Full Length Research Paper
Abstract
Plasmodium falciparum Pfmdr1-86 gene polymorphisms were investigated in blood samples of patients > 6 months of age treated with Amodiaquine-Artesunate (ASAQ) and Artemether-Lumefantrine (AL) in Nanoro, Burkina Faso. Treatments outcome was determined with a 28-day follow-up. The prevalence of Pfmdr-1 N86Y alleles was determined before and after treatment. The PCR-adjusted Adequate Clinical and Parasitological Response (ACPR) was higher in the ASAQ arm (100%) than in the AL arm (87.5%) [Risk difference = -12.50; 95% CI: -20.13; - 4.86 (p=0.001)]. The prevalence of Pfmdr-1 Y86 mutation in the ASAQ arm was significantly higher among patients who had a recurrent parasitaemia (54.54%) than those classified as ACPR (12.70%) (p = 0.007).

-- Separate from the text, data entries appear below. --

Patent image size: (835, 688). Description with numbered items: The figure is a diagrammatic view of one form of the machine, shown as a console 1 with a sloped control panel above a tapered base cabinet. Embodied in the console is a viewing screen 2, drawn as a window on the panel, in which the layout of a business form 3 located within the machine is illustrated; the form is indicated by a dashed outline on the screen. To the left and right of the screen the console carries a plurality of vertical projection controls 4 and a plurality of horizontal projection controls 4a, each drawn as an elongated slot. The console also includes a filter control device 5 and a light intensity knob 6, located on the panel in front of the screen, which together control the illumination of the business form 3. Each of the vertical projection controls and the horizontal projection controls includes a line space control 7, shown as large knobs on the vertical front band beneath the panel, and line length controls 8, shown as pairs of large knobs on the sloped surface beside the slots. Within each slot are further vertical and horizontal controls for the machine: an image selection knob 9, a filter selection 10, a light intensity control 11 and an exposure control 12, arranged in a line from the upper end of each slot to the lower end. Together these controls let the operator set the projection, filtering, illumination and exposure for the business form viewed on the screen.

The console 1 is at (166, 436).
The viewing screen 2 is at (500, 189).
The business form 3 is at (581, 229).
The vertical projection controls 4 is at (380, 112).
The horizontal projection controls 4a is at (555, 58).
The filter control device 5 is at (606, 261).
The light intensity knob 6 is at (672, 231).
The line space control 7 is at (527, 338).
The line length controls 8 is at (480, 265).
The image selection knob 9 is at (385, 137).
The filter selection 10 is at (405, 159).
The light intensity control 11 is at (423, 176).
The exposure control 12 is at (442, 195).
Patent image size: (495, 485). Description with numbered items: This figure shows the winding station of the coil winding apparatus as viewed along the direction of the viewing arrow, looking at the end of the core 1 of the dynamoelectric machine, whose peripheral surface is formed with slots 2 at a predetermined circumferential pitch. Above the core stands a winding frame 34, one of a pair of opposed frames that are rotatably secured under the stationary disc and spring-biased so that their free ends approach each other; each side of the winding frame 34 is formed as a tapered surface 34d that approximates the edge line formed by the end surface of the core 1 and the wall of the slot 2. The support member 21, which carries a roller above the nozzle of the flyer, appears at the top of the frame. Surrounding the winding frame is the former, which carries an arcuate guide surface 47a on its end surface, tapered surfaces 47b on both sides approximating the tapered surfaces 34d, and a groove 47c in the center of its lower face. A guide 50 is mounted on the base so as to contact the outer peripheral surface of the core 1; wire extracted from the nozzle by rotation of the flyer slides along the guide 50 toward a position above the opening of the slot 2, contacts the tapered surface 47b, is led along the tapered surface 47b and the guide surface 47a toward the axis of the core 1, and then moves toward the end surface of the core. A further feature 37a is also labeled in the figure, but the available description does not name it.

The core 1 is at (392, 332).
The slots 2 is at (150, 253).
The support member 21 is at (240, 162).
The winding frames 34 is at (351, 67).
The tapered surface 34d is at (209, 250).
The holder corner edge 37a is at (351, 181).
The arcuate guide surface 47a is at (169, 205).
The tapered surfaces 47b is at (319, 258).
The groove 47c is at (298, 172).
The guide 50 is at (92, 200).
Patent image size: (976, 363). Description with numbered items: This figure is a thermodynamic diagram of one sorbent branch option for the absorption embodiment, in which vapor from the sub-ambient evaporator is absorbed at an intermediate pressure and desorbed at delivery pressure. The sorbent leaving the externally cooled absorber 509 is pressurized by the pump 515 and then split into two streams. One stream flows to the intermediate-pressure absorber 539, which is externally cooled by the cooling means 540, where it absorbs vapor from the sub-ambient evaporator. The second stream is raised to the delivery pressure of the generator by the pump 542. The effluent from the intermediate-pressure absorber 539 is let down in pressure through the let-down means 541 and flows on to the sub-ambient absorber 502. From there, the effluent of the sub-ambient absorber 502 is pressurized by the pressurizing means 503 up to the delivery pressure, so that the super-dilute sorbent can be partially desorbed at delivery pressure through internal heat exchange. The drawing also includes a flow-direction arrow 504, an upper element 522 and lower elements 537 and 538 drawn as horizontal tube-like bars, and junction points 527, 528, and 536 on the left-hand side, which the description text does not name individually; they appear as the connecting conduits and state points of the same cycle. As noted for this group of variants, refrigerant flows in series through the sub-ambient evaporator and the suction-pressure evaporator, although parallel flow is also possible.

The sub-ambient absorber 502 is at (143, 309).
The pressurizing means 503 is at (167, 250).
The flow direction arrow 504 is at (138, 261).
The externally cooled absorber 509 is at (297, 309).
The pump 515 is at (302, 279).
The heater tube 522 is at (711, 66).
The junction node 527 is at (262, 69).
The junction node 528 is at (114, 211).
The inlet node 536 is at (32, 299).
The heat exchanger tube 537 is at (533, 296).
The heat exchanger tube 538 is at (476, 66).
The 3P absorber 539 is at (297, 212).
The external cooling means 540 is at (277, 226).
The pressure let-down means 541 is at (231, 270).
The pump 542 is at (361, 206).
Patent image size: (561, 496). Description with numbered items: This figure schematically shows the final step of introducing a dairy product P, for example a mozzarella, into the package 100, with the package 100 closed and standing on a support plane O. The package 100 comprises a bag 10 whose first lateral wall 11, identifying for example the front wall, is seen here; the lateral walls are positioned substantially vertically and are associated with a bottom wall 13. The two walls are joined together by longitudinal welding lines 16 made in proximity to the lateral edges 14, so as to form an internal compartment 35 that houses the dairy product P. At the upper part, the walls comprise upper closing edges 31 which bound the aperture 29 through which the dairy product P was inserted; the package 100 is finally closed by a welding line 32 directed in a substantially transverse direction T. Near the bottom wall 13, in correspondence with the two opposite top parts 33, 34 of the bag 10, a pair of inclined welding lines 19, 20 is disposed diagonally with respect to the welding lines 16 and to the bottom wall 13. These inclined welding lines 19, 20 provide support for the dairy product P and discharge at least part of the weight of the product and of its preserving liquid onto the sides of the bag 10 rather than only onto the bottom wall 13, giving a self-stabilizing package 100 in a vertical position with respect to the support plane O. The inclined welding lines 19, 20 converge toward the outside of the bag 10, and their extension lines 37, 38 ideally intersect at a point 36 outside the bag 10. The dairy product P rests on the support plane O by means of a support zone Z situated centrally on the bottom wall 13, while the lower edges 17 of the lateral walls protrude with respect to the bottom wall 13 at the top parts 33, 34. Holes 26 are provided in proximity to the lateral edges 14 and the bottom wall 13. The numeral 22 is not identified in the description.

Similarly, the prevalence of the mutant allele Pfmdr-1 Y86 before treatment (20.00%) was significantly lower than that found in post-treatment (55.56%) in the ASAQ arm (p = 0.01). However, we did not see such difference in the AL arm either for post-treatment samples versus pre-treatment samples (p = 0.88), nor for patients with recurrent parasiteamia compared to those classified as ACPR (p = 0.65). In conclusion, our study showed that ASAQ is selected for parasites carrying the Pfmdr-1 Y86 mutation; however we were not able to demonstrate the reverse relationship between Pfmdr-1 86N and AL treatment as previously reported in Africa.
Key words: Malaria, Plasmodium falciparum, Amodiaquine-Artesunate, Artemether-Lumefantrine, Efficacy, Pfmdr-1, Burkina Faso.